Sapevo che la differenziazione è legata al sesso cromosomico. Ogni cellula di una persona, dai capelli alle unghie dei piedi, è sessuata, cioè è composta da 44 cromosomi + xx nella femmina e 44 cromosomi + xy nel maschio. E’ la presenza di que-sto cromosoma x o y a far evolvere la gonade primitiva, già nella quinta settimana di gestazione, in senso maschile o femminile. Se per mancanza di evoluzione della gonade primitiva non si forma il testicolo, l’apparato genitale esterno si struttura in senso femminile. Avvolte la mancata evoluzione della gonade primitiva può portare ad avere un testicolo da un lato ed una ovaia dall’altro, col risultato di una ambiguità somatica e sessuale.
“Ogni persona ha un suo modo peculiare di pensare, intuire, progettare, ragionare, desiderare, relazionarsi. Come individuo nessuno è uguale a un altro, è unico e irripetibile nelle sue decisioni e nel vivere la sua sessualità. La sessualità fa parte di tutto l’individuo in tutto il corpo e in tutto lo spirito, ma non è solo la sessualità che si esprime in ogni cellula del corpo, anche tutte le altre qualità dell’uomo, compresa l’intelligenza. C’è intelligenza in tutti gli organi del corpo, non solo nel cervello. C’è sessualità in tutti gli organi del corpo, non solo nei genitali. L’esistenza dell’essere umano sarà sempre sessuata e l’intelligenza di ogni sua cellula non ammetterà nessuna contraddizione”.
Ero abituato a identificare l’intelligenza nel cervello, ma studiando ho imparato che se la tiroide non produce ormoni tiroidei, viene compromesso, nel bambino, il suo sviluppo cerebrale, vivendo stati di cretinismo o idiozia o ritardo psichico, e nell’adulto vengono rallentate tutte le funzioni cerebrali: memoria, volontà, riflessi, ideazione, movimenti, dando sonnolenza e letargia. Pensai che l’intelligenza del cervello ha bisogno, per essere se stessa, dell’intelligenza di tutti gli altri organi, che con lui comunichino, nutrendolo dei propri frutti e informandolo di ciò che succede in periferia.
Pensavo, poi, a coloro che in un corpo maschile si sentono donne o viceversa, e mi chiedevo cosa dovesse avere la priorità. In questi casi l’unità corpo-spirito sembra essere contraddittoria, ma piuttosto che emarginarle come errori della natura, bisognerebbe lasciar manifestare la loro personalità. Come persone, hanno gli stessi diritti e gli stessi doveri di tutti; sono chiamate anche loro a vivere i loro talenti e a capire il loro ruolo nella società.

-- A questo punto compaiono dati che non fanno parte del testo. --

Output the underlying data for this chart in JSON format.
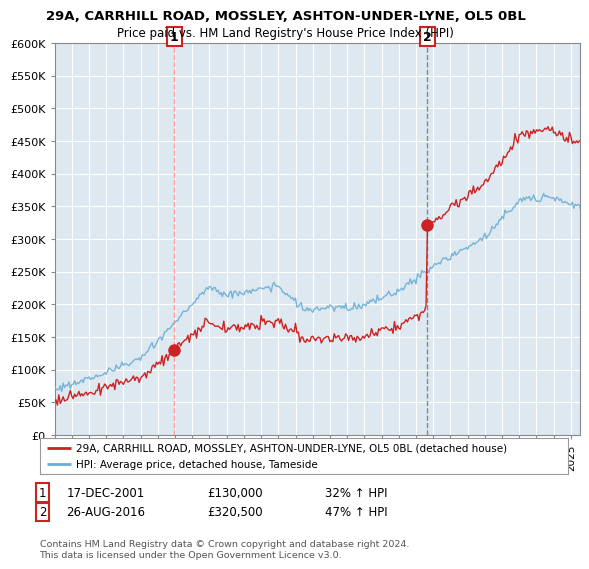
{
  "title_line1": "29A, CARRHILL ROAD, MOSSLEY, ASHTON-UNDER-LYNE, OL5 0BL",
  "title_line2": "Price paid vs. HM Land Registry's House Price Index (HPI)",
  "xlim_start": 1995.0,
  "xlim_end": 2025.5,
  "ylim": [
    0,
    600000
  ],
  "yticks": [
    0,
    50000,
    100000,
    150000,
    200000,
    250000,
    300000,
    350000,
    400000,
    450000,
    500000,
    550000,
    600000
  ],
  "ytick_labels": [
    "£0",
    "£50K",
    "£100K",
    "£150K",
    "£200K",
    "£250K",
    "£300K",
    "£350K",
    "£400K",
    "£450K",
    "£500K",
    "£550K",
    "£600K"
  ],
  "sale1_x": 2001.96,
  "sale1_y": 130000,
  "sale2_x": 2016.65,
  "sale2_y": 320500,
  "hpi_color": "#6baed6",
  "price_color": "#cc2222",
  "sale1_vline_color": "#ff9999",
  "sale2_vline_color": "#888888",
  "chart_bg": "#dde8f0",
  "legend_label_price": "29A, CARRHILL ROAD, MOSSLEY, ASHTON-UNDER-LYNE, OL5 0BL (detached house)",
  "legend_label_hpi": "HPI: Average price, detached house, Tameside",
  "footer": "Contains HM Land Registry data © Crown copyright and database right 2024.\nThis data is licensed under the Open Government Licence v3.0.",
  "annotation1_date": "17-DEC-2001",
  "annotation1_price": "£130,000",
  "annotation1_hpi": "32% ↑ HPI",
  "annotation2_date": "26-AUG-2016",
  "annotation2_price": "£320,500",
  "annotation2_hpi": "47% ↑ HPI",
  "bg_color": "#ffffff",
  "grid_color": "#aaaacc",
  "ann_box_color": "#cc2222"
}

CHI SONO ? Sono un bambino che ha bisogno di tutto, si, sono come un bambino e sono madre che ama dare la vita. Sono fango nero che non serve, è vero, sono come il fango nero e sono spirito che vola liberamente.
Sono un passero che cerca il suo nido, sono come un passero che cerca e sono casa per chi non ha un tetto. Sono la notte che aspetta l’aurora, si, sono come la notte e sono luce per chi mi è vicino.
Sono mare che è in tempesta, è vero, sono come un mare in tempesta e sono silenzio che apprezza la tua presenza. Sono un povero che chiede pane, sono come un povero che chiede e sono cibo offerto a chi ha fame.